The second biggest problem with the story, however, is that Hickman nullifies much of the ambiguity by showing the X-Men as arrogant, preening cocks. We’re shown Cyclops lording it over Professor X for ending human / mutant conflict (y’know, except for The Avengers trying to kill them), then tempting Hope with the Phoenix power before basically calling her an entitled Millennial snotnose, and then rescinding his statement to Hope that she could leave Utopia at will the second it looks like she might actually, y’know, leave. It would be a damnsight easier to really let the question of whether it is right or moral to stop a force that is improving the world if that force wasn’t presented as embodied by the kind of preening know-it-all cocksucker you’d never be more then one Budweiser away from glassing in disgust. It places the X-Men, as they have been since the start of this story, as the villains, which reduces the power of the story.
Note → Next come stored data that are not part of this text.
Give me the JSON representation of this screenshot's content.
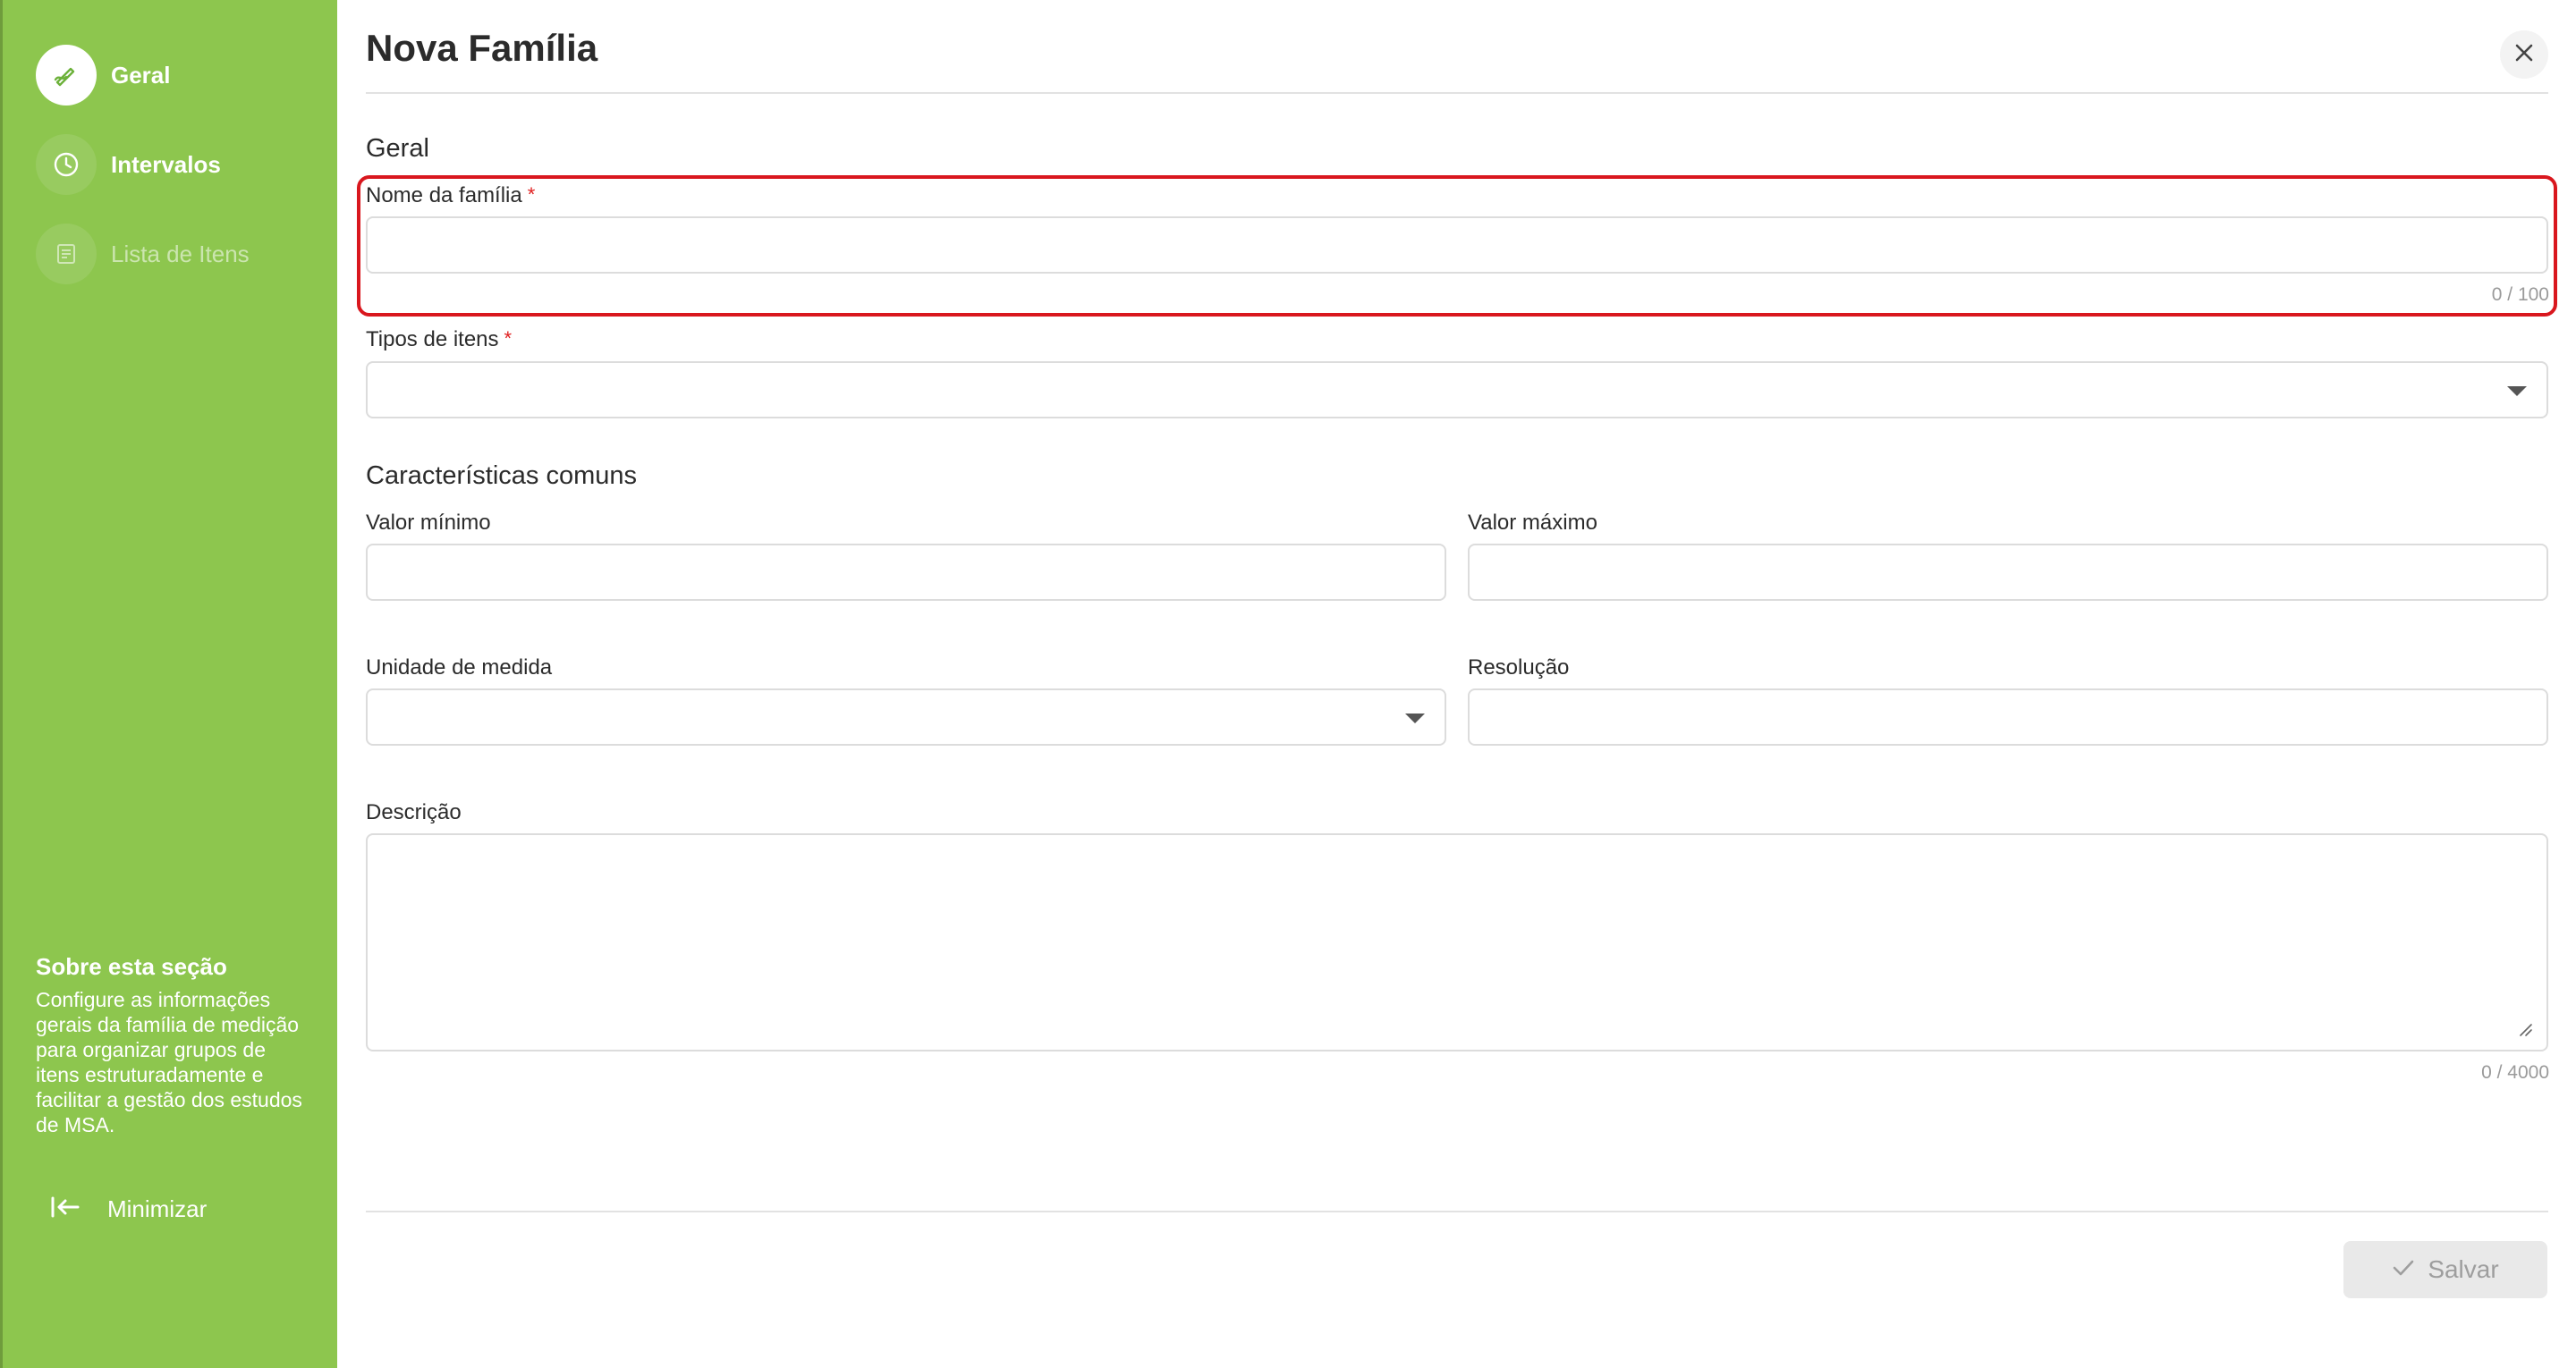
{
  "sidebar": {
    "items": [
      {
        "label": "Geral",
        "icon": "pencil-icon",
        "state": "active"
      },
      {
        "label": "Intervalos",
        "icon": "clock-icon",
        "state": "enabled"
      },
      {
        "label": "Lista de Itens",
        "icon": "list-icon",
        "state": "disabled"
      }
    ],
    "about_title": "Sobre esta seção",
    "about_text": "Configure as informações gerais da família de medição para organizar grupos de itens estruturadamente e facilitar a gestão dos estudos de MSA.",
    "minimize_label": "Minimizar"
  },
  "header": {
    "title": "Nova Família",
    "close_icon": "close-icon"
  },
  "form": {
    "section_general": "Geral",
    "family_name": {
      "label": "Nome da família",
      "required_mark": "*",
      "value": "",
      "counter": "0 / 100"
    },
    "item_types": {
      "label": "Tipos de itens",
      "required_mark": "*",
      "value": ""
    },
    "section_common": "Características comuns",
    "min_value": {
      "label": "Valor mínimo",
      "value": ""
    },
    "max_value": {
      "label": "Valor máximo",
      "value": ""
    },
    "unit": {
      "label": "Unidade de medida",
      "value": ""
    },
    "resolution": {
      "label": "Resolução",
      "value": ""
    },
    "description": {
      "label": "Descrição",
      "value": "",
      "counter": "0 / 4000"
    }
  },
  "footer": {
    "save_label": "Salvar",
    "save_icon": "check-icon",
    "save_state": "disabled"
  },
  "colors": {
    "sidebar_bg": "#8dc64e",
    "accent": "#6cb13a",
    "highlight_border": "#d9171e",
    "required": "#e02020"
  }
}
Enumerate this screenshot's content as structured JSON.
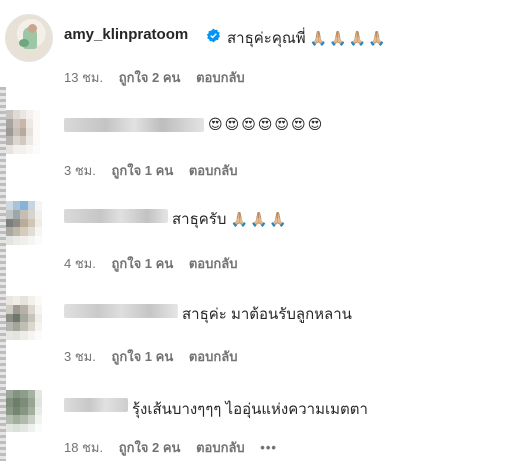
{
  "comments": [
    {
      "username": "amy_klinpratoom",
      "verified": true,
      "text": "สาธุค่ะคุณพี่",
      "emoji": "🙏🏼🙏🏼🙏🏼🙏🏼",
      "time": "13 ชม.",
      "likes": "ถูกใจ 2 คน",
      "reply": "ตอบกลับ"
    },
    {
      "text": "",
      "emoji": "😍😍😍😍😍😍😍",
      "time": "3 ชม.",
      "likes": "ถูกใจ 1 คน",
      "reply": "ตอบกลับ"
    },
    {
      "text": "สาธุครับ",
      "emoji": "🙏🏼🙏🏼🙏🏼",
      "time": "4 ชม.",
      "likes": "ถูกใจ 1 คน",
      "reply": "ตอบกลับ"
    },
    {
      "text": "สาธุค่ะ มาต้อนรับลูกหลาน",
      "emoji": "",
      "time": "3 ชม.",
      "likes": "ถูกใจ 1 คน",
      "reply": "ตอบกลับ"
    },
    {
      "text": "รุ้งเส้นบางๆๆๆ ไออุ่นแห่งความเมตตา",
      "emoji": "",
      "time": "18 ชม.",
      "likes": "ถูกใจ 2 คน",
      "reply": "ตอบกลับ",
      "more": "•••"
    }
  ],
  "icons": {
    "verified": "verified-badge-icon",
    "more": "more-options-icon"
  },
  "colors": {
    "verified": "#0095f6",
    "meta": "#737373",
    "text": "#262626"
  }
}
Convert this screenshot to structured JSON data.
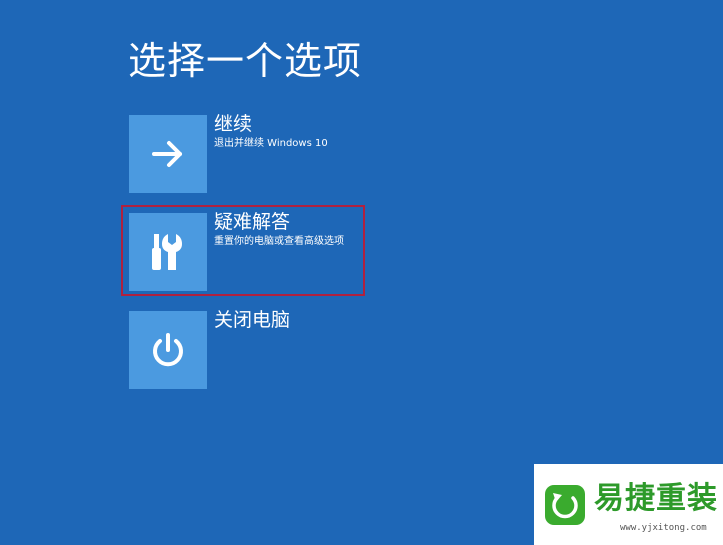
{
  "page": {
    "title": "选择一个选项"
  },
  "options": [
    {
      "icon": "arrow-right-icon",
      "label": "继续",
      "description": "退出并继续 Windows 10"
    },
    {
      "icon": "tools-icon",
      "label": "疑难解答",
      "description": "重置你的电脑或查看高级选项"
    },
    {
      "icon": "power-icon",
      "label": "关闭电脑",
      "description": ""
    }
  ],
  "highlight": {
    "target": "疑难解答",
    "color": "#b0213f"
  },
  "watermark": {
    "name": "易捷重装",
    "url": "www.yjxitong.com",
    "color": "#2d9a2a"
  },
  "colors": {
    "background": "#1e67b7",
    "tile": "#4b9ae0",
    "text": "#ffffff"
  }
}
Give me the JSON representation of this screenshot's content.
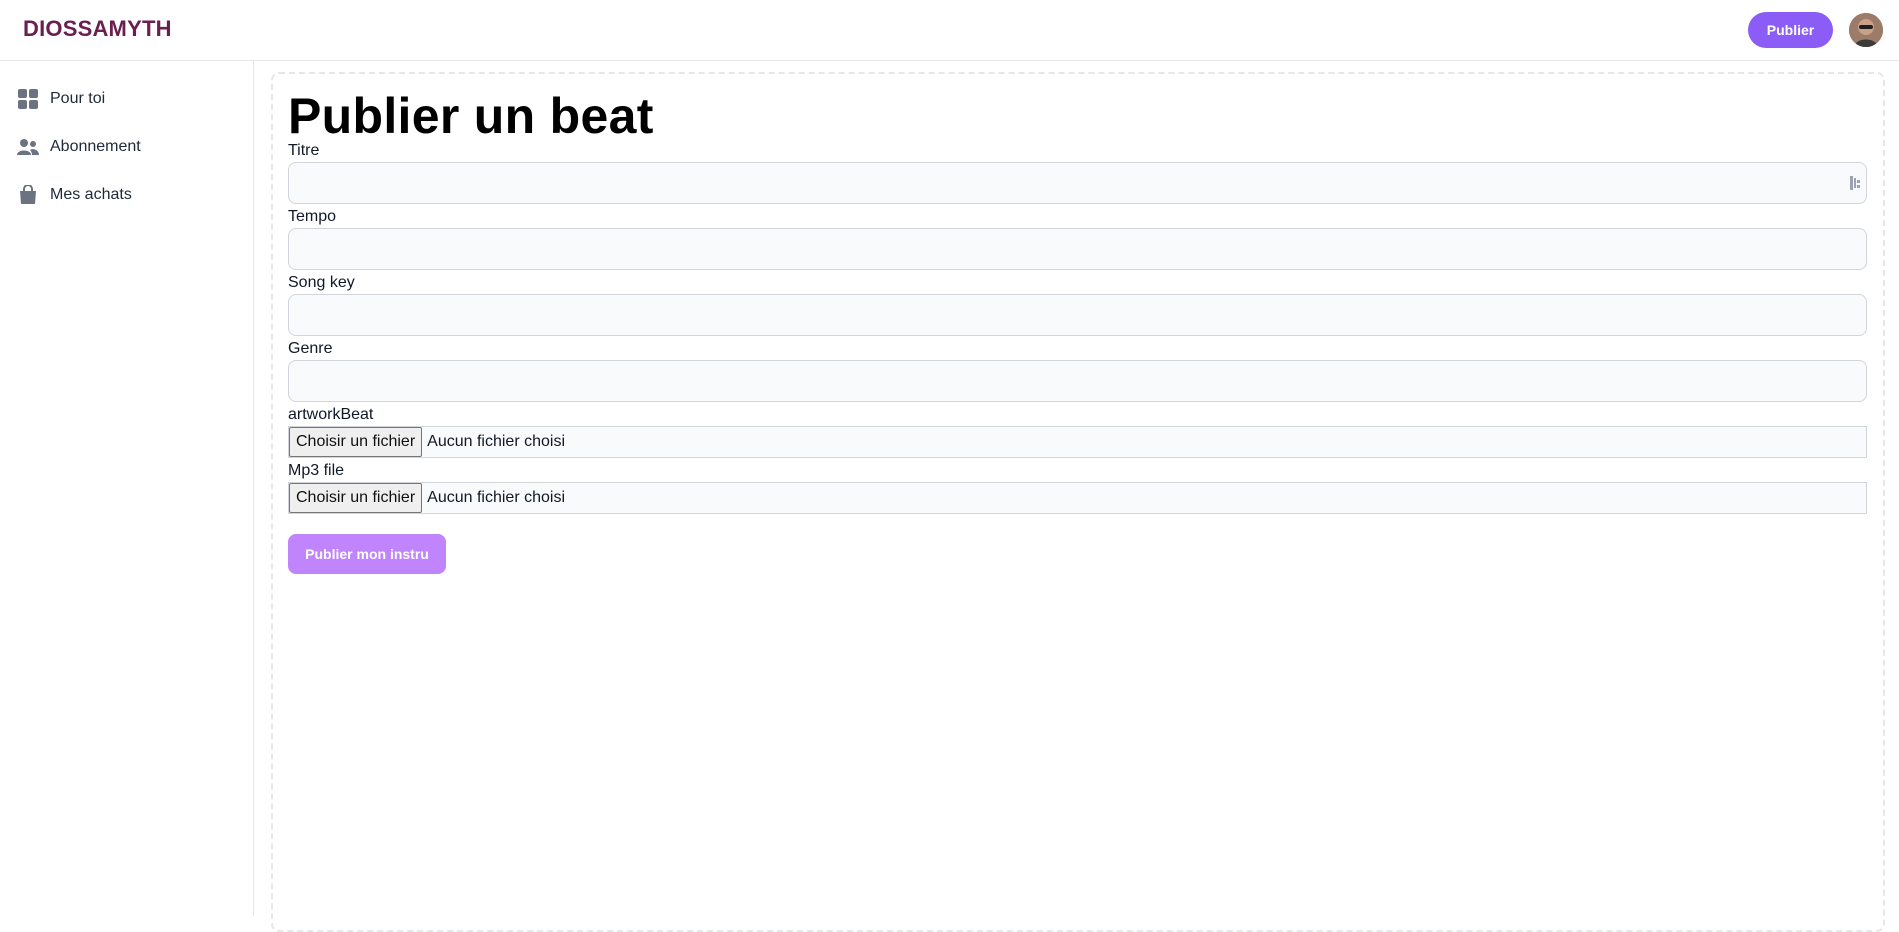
{
  "header": {
    "brand": "DIOSSAMYTH",
    "publish_label": "Publier"
  },
  "sidebar": {
    "items": [
      {
        "label": "Pour toi",
        "icon": "grid-icon"
      },
      {
        "label": "Abonnement",
        "icon": "users-icon"
      },
      {
        "label": "Mes achats",
        "icon": "shopping-bag-icon"
      }
    ]
  },
  "form": {
    "title": "Publier un beat",
    "fields": [
      {
        "label": "Titre",
        "value": ""
      },
      {
        "label": "Tempo",
        "value": ""
      },
      {
        "label": "Song key",
        "value": ""
      },
      {
        "label": "Genre",
        "value": ""
      }
    ],
    "files": [
      {
        "label": "artworkBeat",
        "button": "Choisir un fichier",
        "status": "Aucun fichier choisi"
      },
      {
        "label": "Mp3 file",
        "button": "Choisir un fichier",
        "status": "Aucun fichier choisi"
      }
    ],
    "submit_label": "Publier mon instru"
  },
  "colors": {
    "brand": "#6b1f4f",
    "accent": "#8b5cf6",
    "submit": "#c084fc",
    "icon": "#6b7280"
  }
}
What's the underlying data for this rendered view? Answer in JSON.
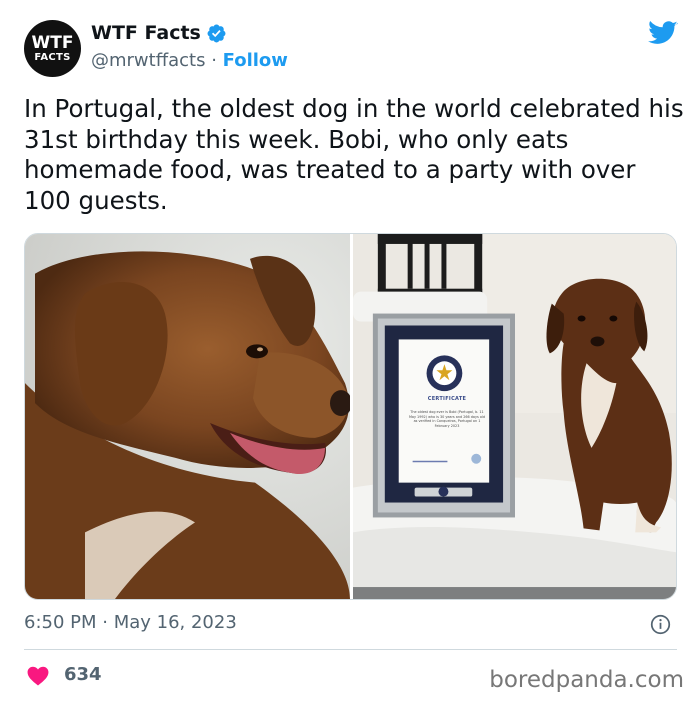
{
  "account": {
    "avatar_line1": "WTF",
    "avatar_line2": "FACTS",
    "display_name": "WTF Facts",
    "handle": "@mrwtffacts",
    "separator": " · ",
    "follow_label": "Follow"
  },
  "tweet": {
    "text": "In Portugal, the oldest dog in the world celebrated his 31st birthday this week. Bobi, who only eats homemade food, was treated to a party with over 100 guests.",
    "timestamp": "6:50 PM · May 16, 2023",
    "likes": "634"
  },
  "certificate": {
    "title": "CERTIFICATE",
    "body": "The oldest dog ever is Bobi (Portugal, b. 11 May 1992) who is 30 years and 266 days old as verified in Conqueiros, Portugal on 1 February 2023"
  },
  "watermark": "boredpanda.com",
  "colors": {
    "accent_blue": "#1d9bf0",
    "heart_red": "#f91880",
    "secondary_text": "#536471"
  },
  "icons": {
    "verified": "verified-badge-icon",
    "platform": "twitter-bird-icon",
    "info": "info-icon",
    "like": "heart-icon"
  }
}
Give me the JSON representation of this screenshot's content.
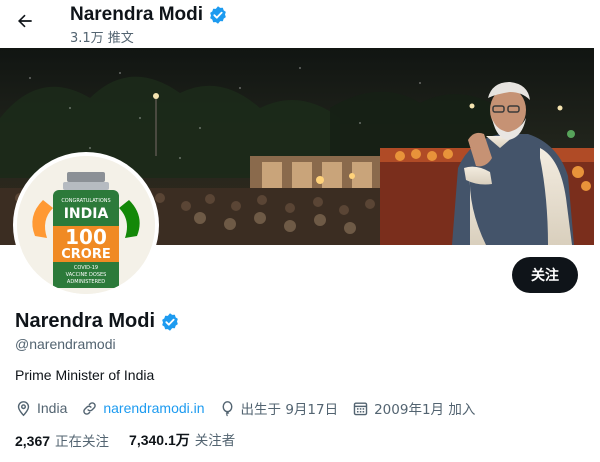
{
  "header": {
    "name": "Narendra Modi",
    "tweet_count": "3.1万 推文"
  },
  "icons": {
    "back": "arrow-left-icon",
    "verified": "verified-badge-icon",
    "location": "location-pin-icon",
    "link": "link-icon",
    "birthday": "balloon-icon",
    "joined": "calendar-icon"
  },
  "avatar": {
    "badge_small": "CONGRATULATIONS",
    "badge_country": "INDIA",
    "badge_number": "100",
    "badge_unit": "CRORE",
    "badge_line1": "COVID-19",
    "badge_line2": "VACCINE DOSES",
    "badge_line3": "ADMINISTERED"
  },
  "actions": {
    "follow_label": "关注"
  },
  "profile": {
    "name": "Narendra Modi",
    "handle": "@narendramodi",
    "bio": "Prime Minister of India",
    "location": "India",
    "website": "narendramodi.in",
    "birthday": "出生于 9月17日",
    "joined": "2009年1月 加入"
  },
  "stats": {
    "following_count": "2,367",
    "following_label": "正在关注",
    "followers_count": "7,340.1万",
    "followers_label": "关注者"
  },
  "colors": {
    "accent": "#1d9bf0",
    "text_primary": "#0f1419",
    "text_secondary": "#536471",
    "button_bg": "#0f1419",
    "saffron": "#ff9933",
    "india_green": "#138808"
  }
}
The biggest problem is that this is still a story ripped straight from the pages from Miracleman. On one hand, this seems safe because after all, not many people have actually read Miracleman, what with it being out of print for damn near 25 years. But for those of us who have read it, the parallels are simply to numerous and obvious to ignore. It would be like writing a story about The Avengers trying to function in the real world while investigating who killed Captain American while Beast executes a plan to fake an alien invasion of New York to instigate world peace. You could make a good comic book about that – and again, in general, this is a good comic book – but it’s not like you’re not gonna know exactly where it came from.

In this issue, we finally switch from John Romita Jr. on pencils to Olivier Coipel, and for me, as someone who is not a Romita fan, you would think this would be a generally welcome change. Coipel gives good superhero, provided you like your superheroes 90s X-Treme. His stuff is fine lined, with a metric shit-ton of cross-hatched shadowing and detail lines. This kind of detail really serves backgrounds well, as the details give the environments extra dimension and weight. However, when it happens on the actual characters, well… if the old saw that every line on your face adds five years is true, none of these characters are less than 500 years old (Except Hope, who is apparently a sprightly 92). In addition, Coipel gives good head – wait, that came out wrong. What I mean is that all these people have fucking huge noggins. Scarlet Witch’s face is drawn as bigger, softer and rounder than her jugs, which while different than mist 90s-style artists, is still pretty distracting. Still, his storytelling is reasonably clear and his panel layout is simple to follow. So while yet another artist not to my particular taste, hey – at least it’s a change from Romita.

All in all, this is a pretty decent comic book that’s struggling with the constant urge to make you want to thumb-rub the glasses of every member of the X-Men, and with the fact that its plot is completely derivative of Miracleman… which actually is, in its own way, the most exciting thing about this book. Because with the redesign of Ms. Marvel’s costume to look very Miraclewoman-like, and the recent rebirth and death of Captain Marvel in Secret Avengers, this storyline might, just might, signal the coming reintroduction of Marvelman (The original name of Miracleman). And while this is purely speculation, it’s just possible that it might mean that Marvelman might intervene based on similar experiences from his alternate universe past. Namely the Alan Moore and Neil Gaiman Miracleman stories. Hopefully to include the completion of Gaiman’s Silver Age and Dark Age stories.

For that reason alone, this issue is probably worth picking up.